Kategori: Mikro Öykü
23.01.2023
Havada öylesine süzülen eflatun bir tüy kadar ferahtım. Kimseye verilecek bir hesabım kalmamıştı. Peki bundan sonra ne yapabilirdim? Daima istediğim tek şeyi… Buradan, etrafımdaki insanlardan ayrılabilirdim. Ödenecek tüm borçlarımı ödemiş, alabileceğim her şeyi almıştım. Artık yapmam gereken tek şey yapmak istediğim tek şeydi. Yanıma sırt çantama sığan birkaç şey alıp kimseye veda etmeden çıktım. Ufka kadar yürüdüm. Sonra… Sonra renksiz bir yere geldiğimi fark ettim. Ne renk vardı orada, ne de herhangi bir duyu organımla algılayabileceğim bir şey. Hiçlik vardı. Ben de oraya atıldım. Geri dönmekten, gerideki çoklukta hiçliği bilmekten iyiydi.
22.01.2023
Yanına gittiğimde bir kuş yuvasını bozmakla uğraşıyordu. Ağacın dalına çıkmış, özellikle bunun için uğraşıyordu. Onu tanıdığımı sanıyordum değil mi? Tanıdığım hiç kimse böyle bir şey yapmazdı. İhtimal vermezdim. “Dursana! Ne yapıyorsun!” “Sana ne.” “Delirdin mi sen be?” “Bu kuşların bekçisi misin!” “Öyleyim, ne olacak?” “…” Susup işine devam etmişti. Onun çıktığı dalın biraz aşağısına kadar çıkıp kolundan tutarak fırlattım. Ağzı kanamıştı. Kuş yuvası da bozulmuştu. Yere indiğimde yanına gelip sivri bir dalı gözüne sokup beynine itiverdim. Yerde ölü bir kuş ve yumurtalarını görmüştüm.
12.12.2022
Ne kadar aptalmışım! Kendimi parçalara bölüp dondurucuya atmışım. Tüm parçalarım birbirlerinden bağımsız olarak yaşıyor. Pek de yaşıyor sayılmaz aslında. Dondurucuda öyle duruyorlar. Peki ya nasıl çözülecekler? Onları önce dondurucudan çıkartmam, sonra da birleştirmem gerekiyor. Bunu bilmiyor muyum sizce? Ama yapamam! Çünkü onu yapabilecek parçalarım zaten dondurucuda duruyor. Başkası da yapamaz çünkü dondurucunun anahtarı kimsede yok. Kilit de sağlam. Son parçamı da dondurucuya koyamıyorum.
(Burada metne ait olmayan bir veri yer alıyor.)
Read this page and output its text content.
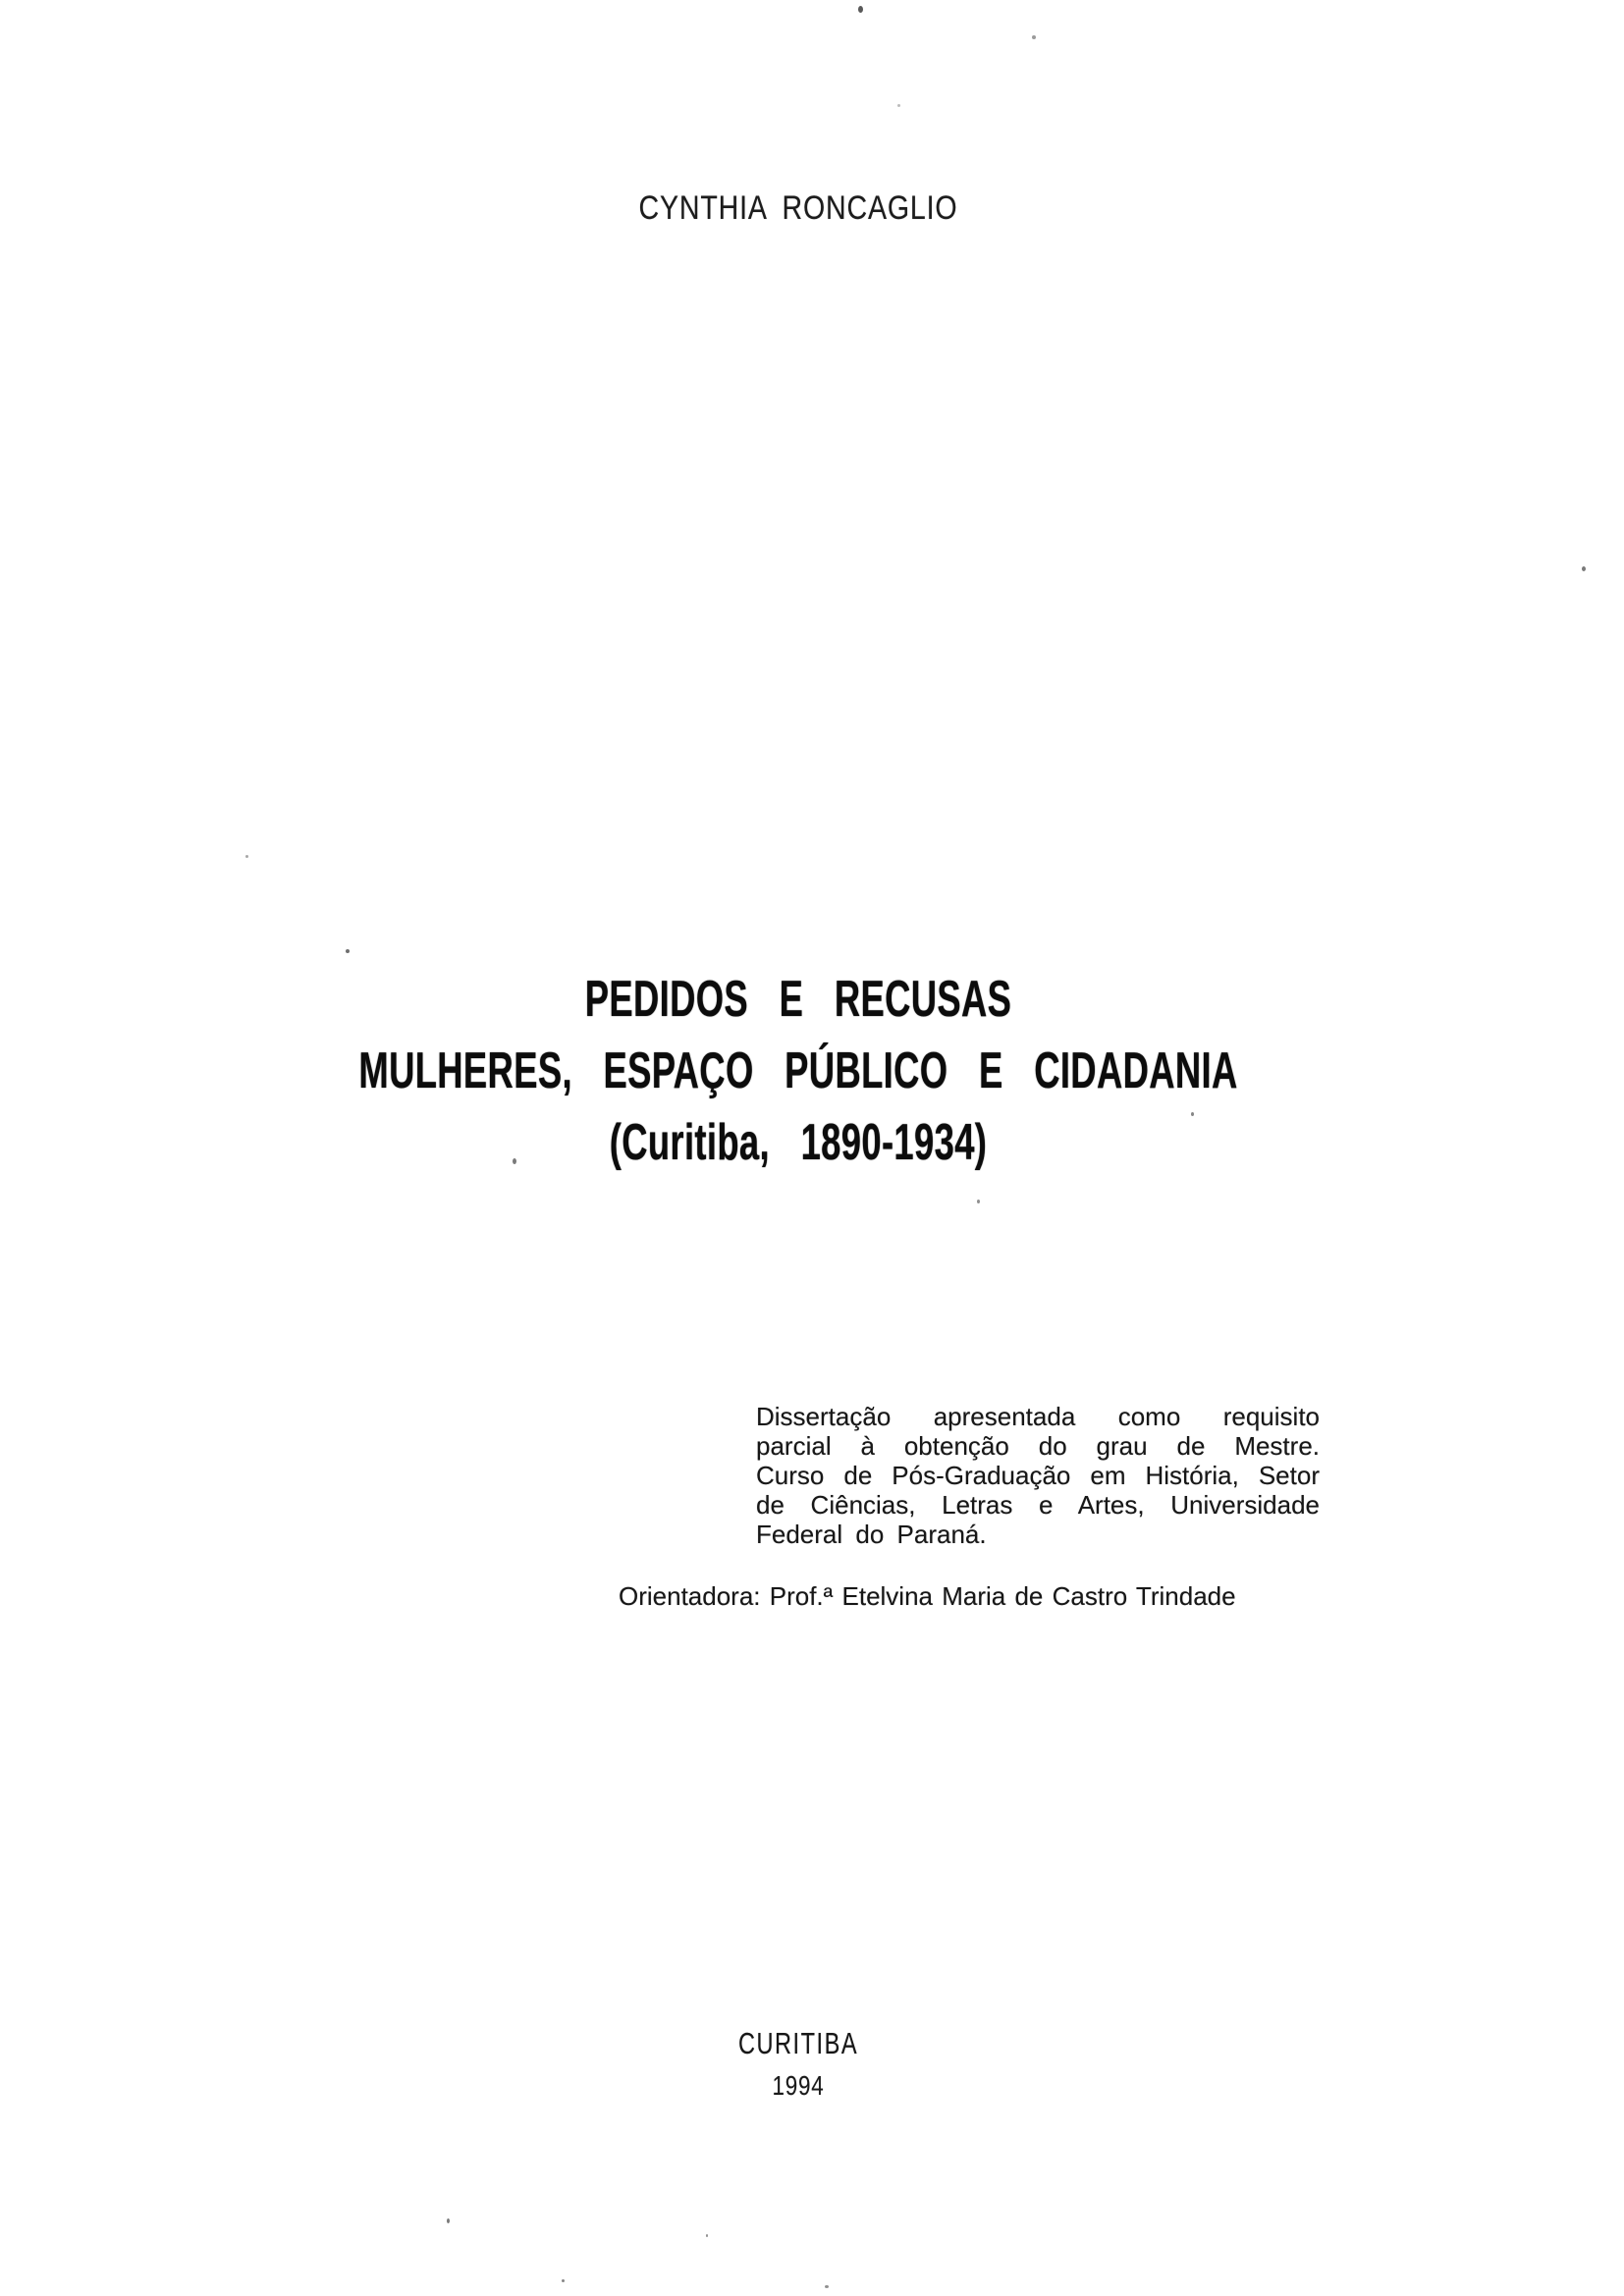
CYNTHIA RONCAGLIO
PEDIDOS E RECUSAS
MULHERES, ESPAÇO PÚBLICO E CIDADANIA
(Curitiba, 1890-1934)
Dissertação apresentada como requisito
parcial à obtenção do grau de Mestre.
Curso de Pós-Graduação em História, Setor
de Ciências, Letras e Artes, Universidade
Federal do Paraná.
Orientadora: Prof.ª Etelvina Maria de Castro Trindade
CURITIBA
1994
Çare yok, ölmeyi, parçalarımın birbirlerini unutmasını bekliyorum ben de. Gerçekten herhangi bir çare yok mu? Gerçekten mi!
11.12.2022
Bir top mermisiydim. Ancak bir top tarafından fırlatıldığımda işe yarar, o zaman da zarar vermekten başka bir şey yapmazdım. Yapamazdım… Patlamasam bile her an patlama ihtimalim olduğundan tehlikeliydim. Patlayıp hiçbir şeye zarar vermeme olasılığı pek yoktu. Eh, belki bir çöle fırlatılmışsam ve şanslıysam… Umarım öyle olurdu.
12.05.2022
Dudaklarını büzüşünden söylediklerime alındığını anlayabiliyordum. Ne yapabilirdim ki? Başka türlüsü elimden gelmezdi. Omu üstten üstten şöyle bir süzdükten sonra: “Evet,” dedim. “Senin hiç yaşamamış olman gerekirdi.”
07.01.2021
Alkışı, alkışlanmayı çok seviyordu. Kulakları, alkışın şiddetine göre insanların ruh hâllerini çözmek için özellikle eğitilmişti. İnsanların önlerine alkışlamaları gereken bir sözcük atar, o muhteşem kulaklarıyla onların ruh hâllerini çözümler, söyleyeceklerini ona göre belirlerdi. Bir gün insanlar onu dinlemeye gelmedi. Artık duymak istediklerini duymak istemiyorlardı.
22.12.2020
Yardımsever biriydi. Her işe koşardı; belki de bunun için yıkanmazdı.
10.12.2020
Adam elinde birbirini tamamlayan kapaklardan oluşan bir müzik aletini tutmaktaydı. Bunları birbirine vurduğunda harika bir ses çıkacaktı. Birazdan yapacaktı bunu ve o an, bir anlığına da olsa mutlu olacaktı. Çünkü adamın duyabildiği tek ses bu zillerin sesiydi.
04.12.2020
Yaşlı adamın ayakları birbirine dolanışını, tuhaf bir hınçla izliyordu. Bir bastona gerek duymayacak kadar kibirliyse o ne yapabilirdi ki? Yüksek bir kaldırıma çıkarken ona yardım etmişti; ama içindeki hınç yok olmamıştı. İyi ki hınç görülebilen bir şey değildi. Öyle olmasa iyi bir insan gibi yapabilir miydi?